Methoden: Drei Chirurgen mit langjähriger Erfahrung in der Cochlea-Implantation führten insgesamt 30 Insertionen an ein Felsenbeinmodell durch. Der Versuchsaufbau basiert auf einem anatomisch korrekten Scala-Tympani-Modell mit validierten Reibungseigenschaften [1] und erlaubt die simultane Aufzeichnung des chirugischen Mikroskops, der Insertionskraft, des Intracochleären Drucks, der Deformation der Elektrode und der Position der chirurgischen Pinzette. Nach jeder Insertion wurde die persönliche Einschätzung per Fragebogen abgefragt.
Resultate: Basierend auf den Messergebnissen sollte besonderes Augenmerk auf die letzten 5 mm der Insertion gelegt werden, wo mehr als die Hälfte der aufgewendeten Insertionsenergie in die Cochlea eingebracht wird. Unabhängig von der chirurgischen Technik konnten wir ein vermehrtes Auftreten starker Druckspitzen in der zweiten Hälfte der Insertion feststellen. Aufgrund ihrer Stärke ist es möglich, dass diese Schäden an den Innenohrstrukturen verursachen können. Ein grosser Teil dieser Druckschwankung ist auf ein Nachgreifen der Elektrode mit der Pinzette zurückzuführen und eine Verringerung kann nachweislich durch ein vermindertes Umgreifen und eine verbesserte Stabilisierung der Elektrode während dieses Vorgangs erreicht werden. Auch nach der Insertion entstehen weitere intracochleäre Elektrodenbewegungen und in der Folge Druckspitzen und Krafteinwirkungen. Diese werden sowohl durch das Verschliessen des runden Fensters und der posterioren Tympanotomie, als auch durch das Einlegen des Kabels in die Mastoidektomie verursacht. Wir konnten zeigen, dass die Belastung auf die Cochlea deutlich reduziert werden kann, wenn zuerst die posteriore Tympanotomie verschlossen wird, bevor mit dem Platzieren des Kabels fortgefahren wird. Die Selbsteinschätzungen der Chirurgen zeigten keine Korrelationen zu den aufgezeichneten Parametern wie Geschwindigkeit, Gleichmässigkeit, Tremorstärke oder Insertionskräfte.
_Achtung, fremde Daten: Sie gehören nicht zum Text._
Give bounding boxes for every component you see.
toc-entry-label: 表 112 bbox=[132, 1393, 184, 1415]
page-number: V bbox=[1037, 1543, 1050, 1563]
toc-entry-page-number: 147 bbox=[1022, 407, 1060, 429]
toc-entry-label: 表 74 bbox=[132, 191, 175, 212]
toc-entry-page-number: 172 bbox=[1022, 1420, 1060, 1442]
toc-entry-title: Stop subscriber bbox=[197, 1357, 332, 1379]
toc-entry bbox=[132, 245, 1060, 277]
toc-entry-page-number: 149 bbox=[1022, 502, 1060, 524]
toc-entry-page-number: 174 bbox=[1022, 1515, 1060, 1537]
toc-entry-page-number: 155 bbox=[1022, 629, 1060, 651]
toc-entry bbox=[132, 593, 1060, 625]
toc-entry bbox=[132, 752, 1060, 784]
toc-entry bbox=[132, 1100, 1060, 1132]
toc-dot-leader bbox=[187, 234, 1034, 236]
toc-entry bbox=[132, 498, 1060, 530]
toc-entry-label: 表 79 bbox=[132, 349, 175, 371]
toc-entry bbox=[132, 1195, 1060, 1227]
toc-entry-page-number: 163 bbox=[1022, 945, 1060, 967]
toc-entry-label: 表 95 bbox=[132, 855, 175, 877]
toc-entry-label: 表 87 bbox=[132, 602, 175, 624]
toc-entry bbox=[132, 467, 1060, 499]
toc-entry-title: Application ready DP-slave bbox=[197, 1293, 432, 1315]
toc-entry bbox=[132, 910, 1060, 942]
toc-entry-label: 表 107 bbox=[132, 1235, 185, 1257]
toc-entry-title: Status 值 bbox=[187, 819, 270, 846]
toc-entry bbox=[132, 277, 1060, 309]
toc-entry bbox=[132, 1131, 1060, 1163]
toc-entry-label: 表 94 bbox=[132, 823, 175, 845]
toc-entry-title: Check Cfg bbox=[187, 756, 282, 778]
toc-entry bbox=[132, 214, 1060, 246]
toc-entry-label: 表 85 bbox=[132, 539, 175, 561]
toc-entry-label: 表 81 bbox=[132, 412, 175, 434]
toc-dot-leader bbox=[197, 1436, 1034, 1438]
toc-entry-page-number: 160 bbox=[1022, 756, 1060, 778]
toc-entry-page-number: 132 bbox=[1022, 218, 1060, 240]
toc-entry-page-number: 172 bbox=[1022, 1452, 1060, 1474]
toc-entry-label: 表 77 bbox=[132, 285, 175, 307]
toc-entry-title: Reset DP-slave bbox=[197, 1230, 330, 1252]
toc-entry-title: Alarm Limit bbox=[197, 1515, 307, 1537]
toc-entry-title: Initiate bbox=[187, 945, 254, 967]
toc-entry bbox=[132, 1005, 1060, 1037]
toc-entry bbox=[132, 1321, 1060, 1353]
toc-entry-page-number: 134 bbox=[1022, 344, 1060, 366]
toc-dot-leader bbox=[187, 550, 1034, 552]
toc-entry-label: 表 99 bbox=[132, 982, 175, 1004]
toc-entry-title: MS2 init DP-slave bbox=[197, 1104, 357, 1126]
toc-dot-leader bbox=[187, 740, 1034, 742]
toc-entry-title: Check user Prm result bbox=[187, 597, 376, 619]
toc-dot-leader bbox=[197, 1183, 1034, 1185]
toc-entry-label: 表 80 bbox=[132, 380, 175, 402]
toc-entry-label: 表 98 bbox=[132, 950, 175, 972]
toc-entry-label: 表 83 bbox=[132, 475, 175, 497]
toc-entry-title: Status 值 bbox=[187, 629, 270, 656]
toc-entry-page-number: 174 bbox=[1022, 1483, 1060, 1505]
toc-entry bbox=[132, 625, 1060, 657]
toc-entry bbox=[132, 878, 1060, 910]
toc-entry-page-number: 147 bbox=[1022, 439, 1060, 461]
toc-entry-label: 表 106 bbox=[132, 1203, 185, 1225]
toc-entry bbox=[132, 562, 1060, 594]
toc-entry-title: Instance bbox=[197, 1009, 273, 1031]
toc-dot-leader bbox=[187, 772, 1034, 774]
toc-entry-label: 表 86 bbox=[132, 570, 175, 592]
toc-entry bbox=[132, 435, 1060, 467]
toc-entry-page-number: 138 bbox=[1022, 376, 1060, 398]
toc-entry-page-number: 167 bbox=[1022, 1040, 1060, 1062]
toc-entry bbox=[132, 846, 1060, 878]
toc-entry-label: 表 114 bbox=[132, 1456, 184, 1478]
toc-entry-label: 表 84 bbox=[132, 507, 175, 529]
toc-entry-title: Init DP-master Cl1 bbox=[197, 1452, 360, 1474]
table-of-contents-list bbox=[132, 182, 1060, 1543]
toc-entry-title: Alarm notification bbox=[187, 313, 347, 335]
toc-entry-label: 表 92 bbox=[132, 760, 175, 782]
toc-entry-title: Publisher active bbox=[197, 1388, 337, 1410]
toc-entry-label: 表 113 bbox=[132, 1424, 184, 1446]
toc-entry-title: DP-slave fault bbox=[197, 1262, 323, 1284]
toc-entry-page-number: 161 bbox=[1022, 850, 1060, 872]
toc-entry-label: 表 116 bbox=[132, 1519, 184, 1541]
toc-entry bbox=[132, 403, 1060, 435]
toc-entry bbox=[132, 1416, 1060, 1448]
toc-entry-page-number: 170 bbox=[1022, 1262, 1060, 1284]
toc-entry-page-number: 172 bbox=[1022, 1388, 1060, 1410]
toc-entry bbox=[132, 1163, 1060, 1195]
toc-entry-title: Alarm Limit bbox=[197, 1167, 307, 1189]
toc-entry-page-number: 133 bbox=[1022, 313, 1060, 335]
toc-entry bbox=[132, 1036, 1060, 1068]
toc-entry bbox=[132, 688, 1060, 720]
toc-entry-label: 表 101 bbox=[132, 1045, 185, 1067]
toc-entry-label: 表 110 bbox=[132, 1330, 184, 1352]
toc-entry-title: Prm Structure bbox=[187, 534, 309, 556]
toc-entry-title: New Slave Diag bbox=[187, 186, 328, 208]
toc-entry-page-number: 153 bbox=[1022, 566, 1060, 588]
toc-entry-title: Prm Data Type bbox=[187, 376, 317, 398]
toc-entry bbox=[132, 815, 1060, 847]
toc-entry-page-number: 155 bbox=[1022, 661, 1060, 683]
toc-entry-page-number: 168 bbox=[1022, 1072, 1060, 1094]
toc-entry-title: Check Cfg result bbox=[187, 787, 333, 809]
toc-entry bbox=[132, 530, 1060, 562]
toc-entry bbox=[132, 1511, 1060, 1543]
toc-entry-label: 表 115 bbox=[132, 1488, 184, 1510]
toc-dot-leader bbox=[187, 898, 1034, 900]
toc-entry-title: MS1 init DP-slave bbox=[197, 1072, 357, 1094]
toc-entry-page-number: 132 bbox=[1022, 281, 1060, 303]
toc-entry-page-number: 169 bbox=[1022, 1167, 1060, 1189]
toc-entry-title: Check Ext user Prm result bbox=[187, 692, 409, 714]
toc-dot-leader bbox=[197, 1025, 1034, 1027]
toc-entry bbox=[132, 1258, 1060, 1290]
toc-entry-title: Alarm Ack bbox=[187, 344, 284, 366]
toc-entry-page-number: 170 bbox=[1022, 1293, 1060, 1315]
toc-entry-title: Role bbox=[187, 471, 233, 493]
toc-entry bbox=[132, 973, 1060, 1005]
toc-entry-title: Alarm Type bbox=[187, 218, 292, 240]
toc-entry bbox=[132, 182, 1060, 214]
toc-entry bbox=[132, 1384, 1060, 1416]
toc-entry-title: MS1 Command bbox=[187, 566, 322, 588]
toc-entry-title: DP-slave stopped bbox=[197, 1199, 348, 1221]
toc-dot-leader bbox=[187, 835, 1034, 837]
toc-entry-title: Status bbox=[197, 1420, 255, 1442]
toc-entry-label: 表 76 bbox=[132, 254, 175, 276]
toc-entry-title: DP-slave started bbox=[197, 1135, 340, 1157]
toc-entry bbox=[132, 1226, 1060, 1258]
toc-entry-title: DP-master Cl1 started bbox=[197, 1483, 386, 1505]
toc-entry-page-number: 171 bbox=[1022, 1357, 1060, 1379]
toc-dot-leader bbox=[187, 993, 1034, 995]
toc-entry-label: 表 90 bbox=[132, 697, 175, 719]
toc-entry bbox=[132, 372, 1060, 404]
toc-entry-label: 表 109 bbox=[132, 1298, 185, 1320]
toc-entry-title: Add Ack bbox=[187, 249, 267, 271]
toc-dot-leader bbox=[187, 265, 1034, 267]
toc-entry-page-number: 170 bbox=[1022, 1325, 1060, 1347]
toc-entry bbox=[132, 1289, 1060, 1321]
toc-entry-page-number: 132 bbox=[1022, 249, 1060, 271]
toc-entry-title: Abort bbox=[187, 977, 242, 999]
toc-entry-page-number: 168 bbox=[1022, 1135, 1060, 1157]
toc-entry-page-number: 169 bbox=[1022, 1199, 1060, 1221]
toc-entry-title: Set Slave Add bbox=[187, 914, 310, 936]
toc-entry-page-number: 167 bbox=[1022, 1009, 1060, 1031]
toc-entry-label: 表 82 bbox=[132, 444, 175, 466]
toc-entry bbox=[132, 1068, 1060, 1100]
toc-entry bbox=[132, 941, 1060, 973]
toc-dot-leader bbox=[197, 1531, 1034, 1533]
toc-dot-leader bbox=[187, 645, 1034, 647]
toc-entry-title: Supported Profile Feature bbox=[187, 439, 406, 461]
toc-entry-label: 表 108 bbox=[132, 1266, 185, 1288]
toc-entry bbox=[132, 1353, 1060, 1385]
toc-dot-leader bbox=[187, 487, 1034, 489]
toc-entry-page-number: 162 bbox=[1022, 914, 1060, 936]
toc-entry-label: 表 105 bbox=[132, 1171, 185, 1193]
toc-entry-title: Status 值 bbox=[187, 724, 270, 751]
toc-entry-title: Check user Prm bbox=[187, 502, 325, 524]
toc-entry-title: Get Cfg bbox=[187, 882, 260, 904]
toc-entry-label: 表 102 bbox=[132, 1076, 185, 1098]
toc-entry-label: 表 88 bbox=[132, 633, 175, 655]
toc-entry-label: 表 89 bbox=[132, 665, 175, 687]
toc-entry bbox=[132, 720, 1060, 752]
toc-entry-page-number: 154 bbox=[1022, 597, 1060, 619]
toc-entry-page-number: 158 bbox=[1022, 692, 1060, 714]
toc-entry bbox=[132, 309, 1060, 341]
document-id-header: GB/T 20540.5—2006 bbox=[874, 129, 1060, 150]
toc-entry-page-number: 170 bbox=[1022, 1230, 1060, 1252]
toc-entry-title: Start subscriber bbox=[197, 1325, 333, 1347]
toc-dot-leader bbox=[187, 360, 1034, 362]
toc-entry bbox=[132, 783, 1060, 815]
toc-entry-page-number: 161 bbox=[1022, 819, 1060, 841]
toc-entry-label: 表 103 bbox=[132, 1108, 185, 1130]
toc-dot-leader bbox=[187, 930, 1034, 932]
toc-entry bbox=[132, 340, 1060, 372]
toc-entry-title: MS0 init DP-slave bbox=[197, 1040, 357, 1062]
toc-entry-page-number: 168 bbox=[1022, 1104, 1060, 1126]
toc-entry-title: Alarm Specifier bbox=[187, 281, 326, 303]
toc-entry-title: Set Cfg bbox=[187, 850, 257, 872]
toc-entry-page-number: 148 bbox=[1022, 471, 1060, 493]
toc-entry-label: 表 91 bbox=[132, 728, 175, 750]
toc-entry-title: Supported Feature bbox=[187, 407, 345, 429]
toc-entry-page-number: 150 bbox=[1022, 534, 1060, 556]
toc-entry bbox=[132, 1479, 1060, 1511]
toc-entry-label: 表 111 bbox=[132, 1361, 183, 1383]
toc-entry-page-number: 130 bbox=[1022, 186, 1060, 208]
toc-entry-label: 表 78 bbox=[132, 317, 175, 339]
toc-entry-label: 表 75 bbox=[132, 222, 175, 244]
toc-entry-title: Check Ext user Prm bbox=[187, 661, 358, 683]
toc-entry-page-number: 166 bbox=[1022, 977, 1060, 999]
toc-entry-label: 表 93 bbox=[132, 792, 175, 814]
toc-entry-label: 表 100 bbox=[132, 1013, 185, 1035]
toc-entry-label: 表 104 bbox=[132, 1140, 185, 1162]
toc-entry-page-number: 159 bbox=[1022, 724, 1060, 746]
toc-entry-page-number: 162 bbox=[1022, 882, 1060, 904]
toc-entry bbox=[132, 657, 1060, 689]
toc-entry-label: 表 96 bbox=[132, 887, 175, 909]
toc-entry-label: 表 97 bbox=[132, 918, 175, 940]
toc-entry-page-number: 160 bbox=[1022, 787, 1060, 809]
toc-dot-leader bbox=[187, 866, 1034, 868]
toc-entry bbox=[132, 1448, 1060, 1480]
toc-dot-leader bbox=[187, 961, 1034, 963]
Diskussion: Selbst für Chirurginnen und Chirurgen mit langjähriger Erfahrung ist eine exakte Einschätzung der Vorgänge innerhalb der Cochlea kaum möglich, und Lernprozesse sind dementsprechend stark erschwert. Die Verwendung eines In-Vitro-Modells zeigte hier grosses Potential aufgrund der Möglichkeit einer umfassenden Aufzeichnung physikalisch relevanter Parameter. Die identifizierten kritischen Phasen, insbesondere das Auftreten starker Kraft- und Druckspitzen beim Nachgreifen des Elektrodenkabels und beim Einlegen des Kabels nach der Insertion können dazu beitragen, Höhrerhalt und Behandlungsergebnisse bei der Cochlea Implantation zu verbessern.